Do you have a new project in the works since the Hanover Theatre is winding down?


We're always looking for the next thing. The WBDC just completed a new strategic plan. Coming out of the plan was a real focus on downtown. We're working very closely with the city manager to see if there's a role we can play in helping with broader downtown strategy to piggyback on Gateway and the theater.

Would that focus run in concert with CitySquare?


It's all tied together. We're a nonprofit organization and our role is to do projects that benefit the city. When the market can do things without us we celebrate that. We think that all of our work should be complementary to projects like CitySquare. Our job is to make sure that the dominoes start falling and that the market does succeed in Worcester and I think we're at a point where that's going to happen.

I've been doing this for a long time and I've never seen such consensus about economic development in Worcester.
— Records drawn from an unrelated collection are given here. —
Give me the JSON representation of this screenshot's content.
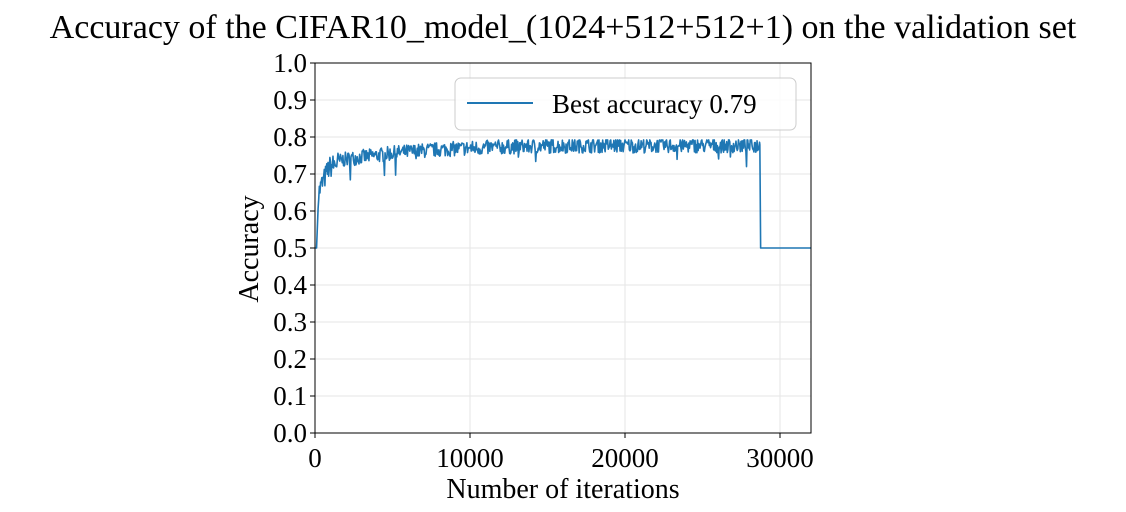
{
  "chart_data": {
    "type": "line",
    "title": "Accuracy of the CIFAR10_model_(1024+512+512+1) on the validation set",
    "xlabel": "Number of iterations",
    "ylabel": "Accuracy",
    "xlim": [
      0,
      32000
    ],
    "ylim": [
      0.0,
      1.0
    ],
    "xticks": [
      0,
      10000,
      20000,
      30000
    ],
    "xtick_labels": [
      "0",
      "10000",
      "20000",
      "30000"
    ],
    "yticks": [
      0.0,
      0.1,
      0.2,
      0.3,
      0.4,
      0.5,
      0.6,
      0.7,
      0.8,
      0.9,
      1.0
    ],
    "ytick_labels": [
      "0.0",
      "0.1",
      "0.2",
      "0.3",
      "0.4",
      "0.5",
      "0.6",
      "0.7",
      "0.8",
      "0.9",
      "1.0"
    ],
    "grid": true,
    "legend_position": "top-right",
    "series": [
      {
        "name": "Best accuracy 0.79",
        "color": "#1f77b4",
        "x": [
          0,
          100,
          200,
          300,
          400,
          500,
          700,
          900,
          1100,
          1300,
          1500,
          1800,
          2100,
          2500,
          3000,
          3500,
          4000,
          4500,
          5000,
          5500,
          6000,
          7000,
          8000,
          9000,
          10000,
          11000,
          12000,
          13000,
          14000,
          15000,
          16000,
          17000,
          18000,
          19000,
          20000,
          21000,
          22000,
          23000,
          24000,
          25000,
          26000,
          27000,
          28000,
          28700,
          28750,
          32000
        ],
        "y": [
          0.5,
          0.5,
          0.64,
          0.66,
          0.67,
          0.68,
          0.7,
          0.72,
          0.725,
          0.73,
          0.735,
          0.74,
          0.742,
          0.745,
          0.748,
          0.75,
          0.752,
          0.755,
          0.758,
          0.76,
          0.762,
          0.765,
          0.768,
          0.77,
          0.772,
          0.773,
          0.775,
          0.776,
          0.777,
          0.778,
          0.778,
          0.779,
          0.779,
          0.779,
          0.779,
          0.779,
          0.779,
          0.779,
          0.779,
          0.779,
          0.779,
          0.779,
          0.779,
          0.779,
          0.5,
          0.5
        ]
      }
    ]
  }
}
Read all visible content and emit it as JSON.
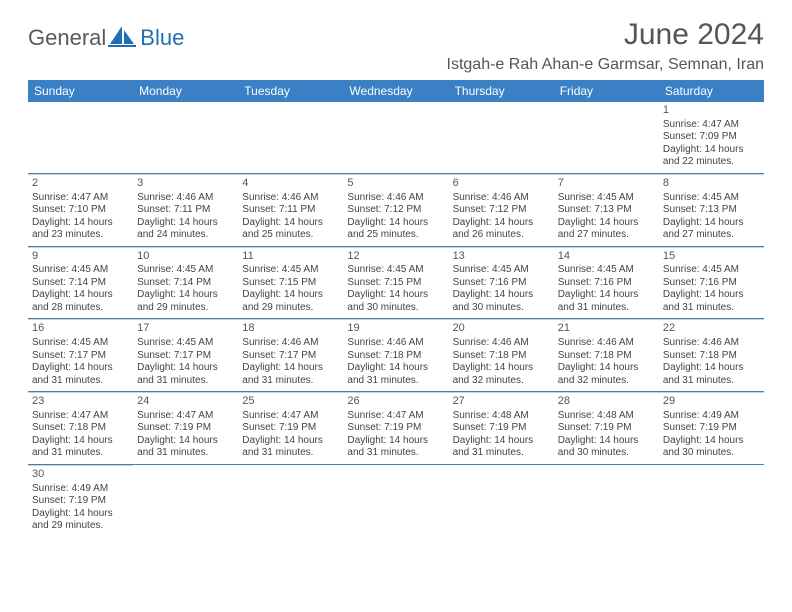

I think there's a sense of optimism.

If CitySquare doesn't start to move don't you think some of that optimism is going to dissipate?


I think the point is Worcester has had a history of doing things one at a time, and now for the first time in a long time I see a lot of things being worked on at the same time. People have to understand that when things are large and market driven and complicated it very often takes a long time for them to happen, which is why you have to be working at every level. You have to be granular and you have to be grand. You do a number of things at once so there's a success schedule that keeps flowing. There has to be the right combination of urgency and patience.